Slow training on multiple GPUs

rosinality / style-based-gan-pytorch

Implementation A Style-Based Generator Architecture for Generative Adversarial Networks in PyTorch

Other

1.1k stars 232 forks source link

Slow training on multiple GPUs #78

Closed albusdemens closed 4 years ago

albusdemens commented 4 years ago

When I use multiple GPUs instead of one, the training time reduces by 80% (see below). Is there a way to fix this?

The issue has previously been reported (and fixed), but changing num_workers doesn't fix the issue.

Training times: One GPU: 10.71 it/s Four GPUs: 1.13 it/s

CUDA_VISIBLE_DEVICES=4 python train.py --mixing --loss wgan-gp ./Maps_512px_high/
Size: 8; G: 29.625; D: -16.795; Grad: 1.407; Alpha: 1.00000:   0%| | 132/3000000 [00:12<77:49:10, 10.71it]
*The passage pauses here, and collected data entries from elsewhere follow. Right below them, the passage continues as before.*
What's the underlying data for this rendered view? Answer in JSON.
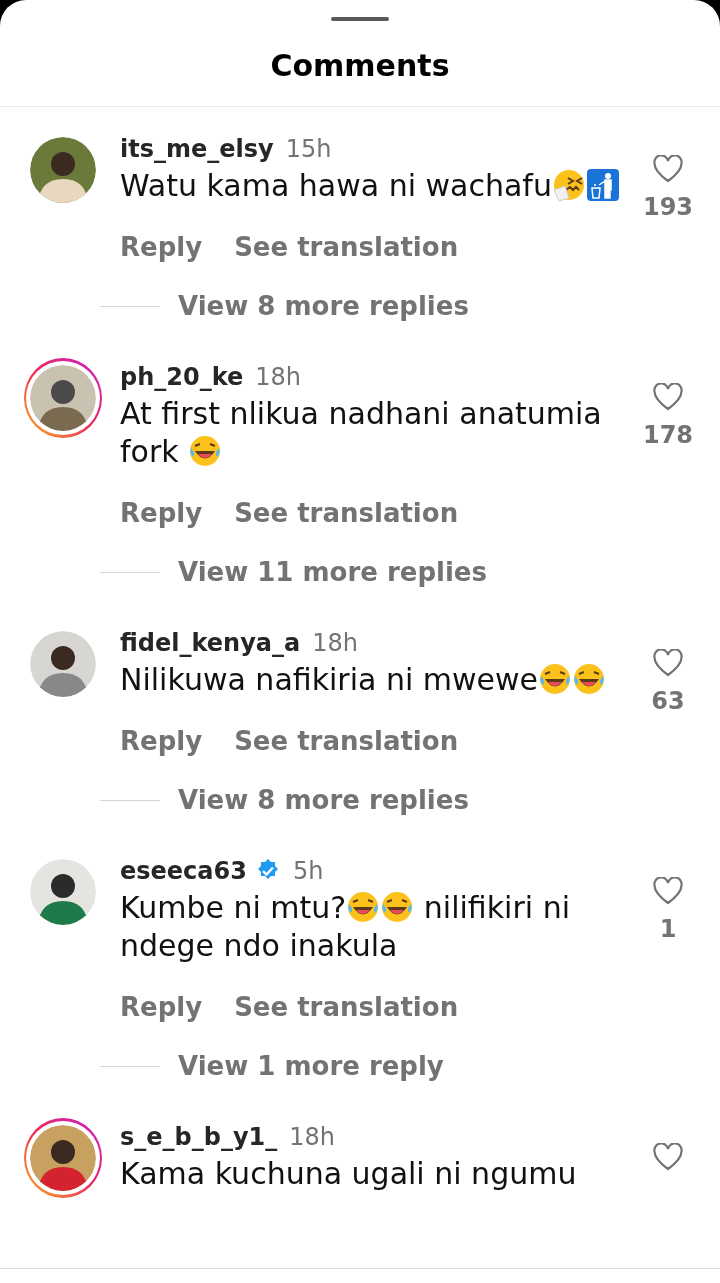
{
  "header": {
    "title": "Comments"
  },
  "comments": [
    {
      "username": "its_me_elsy",
      "verified": false,
      "time": "15h",
      "has_story": false,
      "liked": false,
      "likes": "193",
      "text": [
        {
          "kind": "text",
          "text": "Watu kama hawa ni wachafu"
        },
        {
          "kind": "sneeze"
        },
        {
          "kind": "litter"
        }
      ],
      "actions": [
        "Reply",
        "See translation"
      ],
      "replies": "View 8 more replies"
    },
    {
      "username": "ph_20_ke",
      "verified": false,
      "time": "18h",
      "has_story": true,
      "liked": false,
      "likes": "178",
      "text": [
        {
          "kind": "text",
          "text": "At first nlikua nadhani anatumia"
        },
        {
          "kind": "text",
          "text": "fork "
        },
        {
          "kind": "laugh"
        }
      ],
      "actions": [
        "Reply",
        "See translation"
      ],
      "replies": "View 11 more replies"
    },
    {
      "username": "fidel_kenya_a",
      "verified": false,
      "time": "18h",
      "has_story": false,
      "liked": false,
      "likes": "63",
      "text": [
        {
          "kind": "text",
          "text": "Nilikuwa nafikiria ni mwewe"
        },
        {
          "kind": "laugh"
        },
        {
          "kind": "laugh"
        }
      ],
      "actions": [
        "Reply",
        "See translation"
      ],
      "replies": "View 8 more replies"
    },
    {
      "username": "eseeca63",
      "verified": true,
      "time": "5h",
      "has_story": false,
      "liked": false,
      "likes": "1",
      "text": [
        {
          "kind": "text",
          "text": "Kumbe ni mtu?"
        },
        {
          "kind": "laugh"
        },
        {
          "kind": "laugh"
        },
        {
          "kind": "text",
          "text": " nilifikiri ni"
        },
        {
          "kind": "text",
          "text": "ndege ndo inakula"
        }
      ],
      "actions": [
        "Reply",
        "See translation"
      ],
      "replies": "View 1 more reply"
    },
    {
      "username": "s_e_b_b_y1_",
      "verified": false,
      "time": "18h",
      "has_story": true,
      "liked": false,
      "text": [
        {
          "kind": "text",
          "text": "Kama kuchuna ugali ni ngumu"
        }
      ]
    }
  ]
}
rosinality commented 4 years ago

This implementation is not very efficient in multi gpu settings, but I don't know why slowdown occurs. Maybe at resolution 8 model is quite small, so communication cost dominates training. Could you test at a larger resolutions?

albusdemens commented 4 years ago

OK. By the way, congratulations for your work - it's very well done!

I benchmarked the speed starting at different resolutions and this is what I got:

init_size=16 --> 1 GPU = 6it/s, 4 GPUs = 1.4 it/s
init_size=32 --> 1 GPU = 2 it/s, 4 GPUs = 1.5 it/s
init_size = 64 --> 1 GPU = 1.4 it/s, 4 GPUs = 1.75 it/s

So it looks like using multiple GPUs is convenient only when starting from a large size, which on the other hand goes against the StyleGAN philosophy, if I understood correctly (this might prevent the formation of nice large-scale features). Another solution could be to reduce the batch size. I'll try that as soon as I have time.

rosinality commented 4 years ago

Hmm I will look at it. By the way, I recommend StyleGAN 2 if you don't need progressive training.

albusdemens commented 4 years ago

Thanks. Yes I plan to give a try to StyleGAN2 too (I still need to properly study the paper, ops). Another thing: where do you define which latent vector(s) to use?

rosinality commented 4 years ago

You can set mixing_range to specify the range of layers that will use the second latent vector.

albusdemens commented 4 years ago

All clear. Is the first latent vector explicitly defined somewhere in the code?

On Thu, Jan 9, 2020 at 3:13 PM Kim Seonghyeon notifications@github.com wrote:

You can set mixing_range to specify the range of layers that will use the second latent vector.

— You are receiving this because you authored the thread. Reply to this email directly, view it on GitHub https://github.com/rosinality/style-based-gan-pytorch/issues/78?email_source=notifications&email_token=AACDP23VYK3BFFZUPL4AH6DQ44WKDA5CNFSM4KEWBU62YY3PNVWWK3TUL52HS4DFVREXG43VMVBW63LNMVXHJKTDN5WW2ZLOORPWSZGOEIQNZRA#issuecomment-572579012, or unsubscribe https://github.com/notifications/unsubscribe-auth/AACDP2Y4WYNSINVWLLS53TLQ44WKDANCNFSM4KEWBU6Q .

rosinality commented 4 years ago

StyledGenerator can take list of vectors, so you can pass list of noises.